Published 11/08/2016

A man who damaged an assault victim's teeth in a Belfast city centre street attack may have had his drink spiked, a court heard.
A man who damaged an assault victim's teeth in a Belfast city centre street attack may have had his drink spiked, a court heard.

A man who damaged an assault victim's teeth in a Belfast city centre street attack may have had his drink spiked, a court heard today.

Barry Douglas has no memory of launching the violent early morning assault on another man, his lawyer said.

The 35-year-old defendant was sentenced to 160 hours community service and ordered to pay £400 compensation for the injuries inflicted.

Douglas, of Ardcaoin Walk in the Dunmurry area, pleaded guilty to assault occasioning actual bodily harm.

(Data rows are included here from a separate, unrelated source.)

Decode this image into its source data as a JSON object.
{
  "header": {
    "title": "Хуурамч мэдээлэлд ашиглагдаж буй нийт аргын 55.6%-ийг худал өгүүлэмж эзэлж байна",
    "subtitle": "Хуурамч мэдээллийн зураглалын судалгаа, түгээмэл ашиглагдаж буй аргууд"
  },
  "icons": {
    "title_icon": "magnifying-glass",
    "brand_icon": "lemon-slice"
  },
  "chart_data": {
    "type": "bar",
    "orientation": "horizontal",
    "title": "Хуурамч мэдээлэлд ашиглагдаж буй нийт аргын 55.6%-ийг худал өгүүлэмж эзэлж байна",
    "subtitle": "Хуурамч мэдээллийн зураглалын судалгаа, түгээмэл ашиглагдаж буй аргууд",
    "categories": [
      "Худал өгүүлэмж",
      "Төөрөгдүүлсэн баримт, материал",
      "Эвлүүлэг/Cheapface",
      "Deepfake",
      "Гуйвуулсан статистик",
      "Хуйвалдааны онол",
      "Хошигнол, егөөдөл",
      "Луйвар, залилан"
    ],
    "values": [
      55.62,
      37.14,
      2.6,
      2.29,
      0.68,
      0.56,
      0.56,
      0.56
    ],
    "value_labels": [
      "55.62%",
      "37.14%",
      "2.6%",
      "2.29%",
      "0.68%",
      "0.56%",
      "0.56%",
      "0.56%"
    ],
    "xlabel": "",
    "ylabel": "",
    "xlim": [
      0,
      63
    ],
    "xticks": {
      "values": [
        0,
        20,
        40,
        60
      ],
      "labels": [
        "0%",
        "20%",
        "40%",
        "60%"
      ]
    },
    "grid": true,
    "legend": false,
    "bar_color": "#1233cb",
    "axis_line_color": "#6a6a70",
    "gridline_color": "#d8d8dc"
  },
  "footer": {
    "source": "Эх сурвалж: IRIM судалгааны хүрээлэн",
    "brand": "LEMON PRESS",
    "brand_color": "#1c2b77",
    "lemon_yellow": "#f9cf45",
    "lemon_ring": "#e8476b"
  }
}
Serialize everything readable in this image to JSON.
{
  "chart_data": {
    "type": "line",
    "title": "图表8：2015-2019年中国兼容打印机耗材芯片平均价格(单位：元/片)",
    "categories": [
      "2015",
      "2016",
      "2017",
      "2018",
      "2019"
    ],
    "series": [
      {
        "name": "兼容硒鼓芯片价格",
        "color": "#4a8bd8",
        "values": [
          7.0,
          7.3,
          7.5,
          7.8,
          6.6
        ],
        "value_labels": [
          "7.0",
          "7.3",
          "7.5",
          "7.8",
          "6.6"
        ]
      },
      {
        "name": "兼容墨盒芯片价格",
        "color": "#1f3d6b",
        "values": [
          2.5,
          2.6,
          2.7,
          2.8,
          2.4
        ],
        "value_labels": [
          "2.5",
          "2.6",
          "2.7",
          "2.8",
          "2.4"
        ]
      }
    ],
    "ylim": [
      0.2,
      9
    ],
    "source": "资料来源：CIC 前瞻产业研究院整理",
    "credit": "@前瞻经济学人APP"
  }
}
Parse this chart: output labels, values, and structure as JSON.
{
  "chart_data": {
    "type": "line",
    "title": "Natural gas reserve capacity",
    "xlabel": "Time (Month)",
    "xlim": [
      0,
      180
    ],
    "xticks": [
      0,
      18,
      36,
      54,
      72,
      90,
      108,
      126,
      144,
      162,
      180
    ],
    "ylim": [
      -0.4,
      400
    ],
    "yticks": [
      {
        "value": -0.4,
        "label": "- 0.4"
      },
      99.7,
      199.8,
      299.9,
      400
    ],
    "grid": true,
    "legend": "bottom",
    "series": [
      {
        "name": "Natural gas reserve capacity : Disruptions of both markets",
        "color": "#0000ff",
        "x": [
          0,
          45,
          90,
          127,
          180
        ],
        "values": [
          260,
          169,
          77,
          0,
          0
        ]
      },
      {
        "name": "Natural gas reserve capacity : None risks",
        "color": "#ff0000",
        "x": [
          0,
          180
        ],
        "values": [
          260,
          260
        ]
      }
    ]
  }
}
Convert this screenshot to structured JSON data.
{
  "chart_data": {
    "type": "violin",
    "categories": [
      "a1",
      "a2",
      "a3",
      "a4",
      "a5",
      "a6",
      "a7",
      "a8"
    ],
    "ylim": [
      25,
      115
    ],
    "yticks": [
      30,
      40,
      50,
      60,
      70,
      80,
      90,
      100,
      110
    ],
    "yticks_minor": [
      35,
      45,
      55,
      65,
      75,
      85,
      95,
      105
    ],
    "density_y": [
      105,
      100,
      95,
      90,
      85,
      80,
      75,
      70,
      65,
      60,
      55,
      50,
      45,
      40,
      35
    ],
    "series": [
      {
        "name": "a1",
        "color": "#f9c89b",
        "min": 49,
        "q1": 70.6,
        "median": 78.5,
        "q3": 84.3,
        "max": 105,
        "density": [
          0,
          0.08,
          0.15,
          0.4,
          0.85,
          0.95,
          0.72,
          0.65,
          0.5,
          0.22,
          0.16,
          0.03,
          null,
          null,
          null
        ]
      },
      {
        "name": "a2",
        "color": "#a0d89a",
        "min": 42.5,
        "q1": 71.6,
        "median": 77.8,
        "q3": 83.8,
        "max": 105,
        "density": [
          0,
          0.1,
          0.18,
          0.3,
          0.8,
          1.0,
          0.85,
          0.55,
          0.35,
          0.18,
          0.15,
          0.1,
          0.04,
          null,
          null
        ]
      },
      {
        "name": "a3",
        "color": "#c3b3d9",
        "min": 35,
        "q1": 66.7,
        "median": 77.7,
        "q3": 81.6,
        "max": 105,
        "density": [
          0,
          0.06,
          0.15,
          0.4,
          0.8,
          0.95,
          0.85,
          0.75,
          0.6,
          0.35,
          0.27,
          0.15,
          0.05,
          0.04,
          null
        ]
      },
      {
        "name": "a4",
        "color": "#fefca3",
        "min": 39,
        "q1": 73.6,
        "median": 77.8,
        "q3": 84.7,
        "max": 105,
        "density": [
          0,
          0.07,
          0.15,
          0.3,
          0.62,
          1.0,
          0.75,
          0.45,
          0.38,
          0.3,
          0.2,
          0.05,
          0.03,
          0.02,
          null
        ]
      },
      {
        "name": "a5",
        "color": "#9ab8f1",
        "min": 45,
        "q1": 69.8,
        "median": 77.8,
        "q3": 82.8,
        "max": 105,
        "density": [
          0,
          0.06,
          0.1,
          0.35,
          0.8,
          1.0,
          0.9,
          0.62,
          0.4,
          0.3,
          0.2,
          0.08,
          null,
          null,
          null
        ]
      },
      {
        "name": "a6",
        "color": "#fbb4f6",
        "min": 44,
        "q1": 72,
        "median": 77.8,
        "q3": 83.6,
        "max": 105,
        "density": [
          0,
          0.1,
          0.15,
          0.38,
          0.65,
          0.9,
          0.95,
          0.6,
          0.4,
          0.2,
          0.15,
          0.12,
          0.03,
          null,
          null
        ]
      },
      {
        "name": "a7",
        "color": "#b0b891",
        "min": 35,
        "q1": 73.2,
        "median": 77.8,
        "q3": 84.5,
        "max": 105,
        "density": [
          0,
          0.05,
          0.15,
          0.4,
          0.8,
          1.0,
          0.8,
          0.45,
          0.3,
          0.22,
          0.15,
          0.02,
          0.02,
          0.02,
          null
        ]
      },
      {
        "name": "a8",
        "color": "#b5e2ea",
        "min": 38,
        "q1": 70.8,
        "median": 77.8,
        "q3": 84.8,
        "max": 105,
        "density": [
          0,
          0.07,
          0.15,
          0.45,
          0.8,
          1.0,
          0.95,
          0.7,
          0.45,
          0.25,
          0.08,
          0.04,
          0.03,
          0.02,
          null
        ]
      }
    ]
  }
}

Belfast Magistrates' Court heard he had acted aggressively, puffing out his chest and shouting loudly on the Dublin Road in the early hours of 6 December last year.

Prosecutors said the victim tried to calm him down and then felt an impact to his forehead.

He was taken to hospital for treatment to cuts and bruising, along with two chipped teeth.

Defence counsel Michael Boyd described his client as a "respectable" man who remembers little about the incident.

"He simply can't get his head round why he behaved that way on that particular night," the barrister said.

"He believes his drink may have been interfered with in some way."

Mr Boyd stressed his client accepted responsibility, adding: "He's ashamed by what he did."

Recognising Douglas' previous clear record, District Judge Alan White imposed community service and financial compensation.

Any failure to pay could result in 14-day imprisonment, he warned.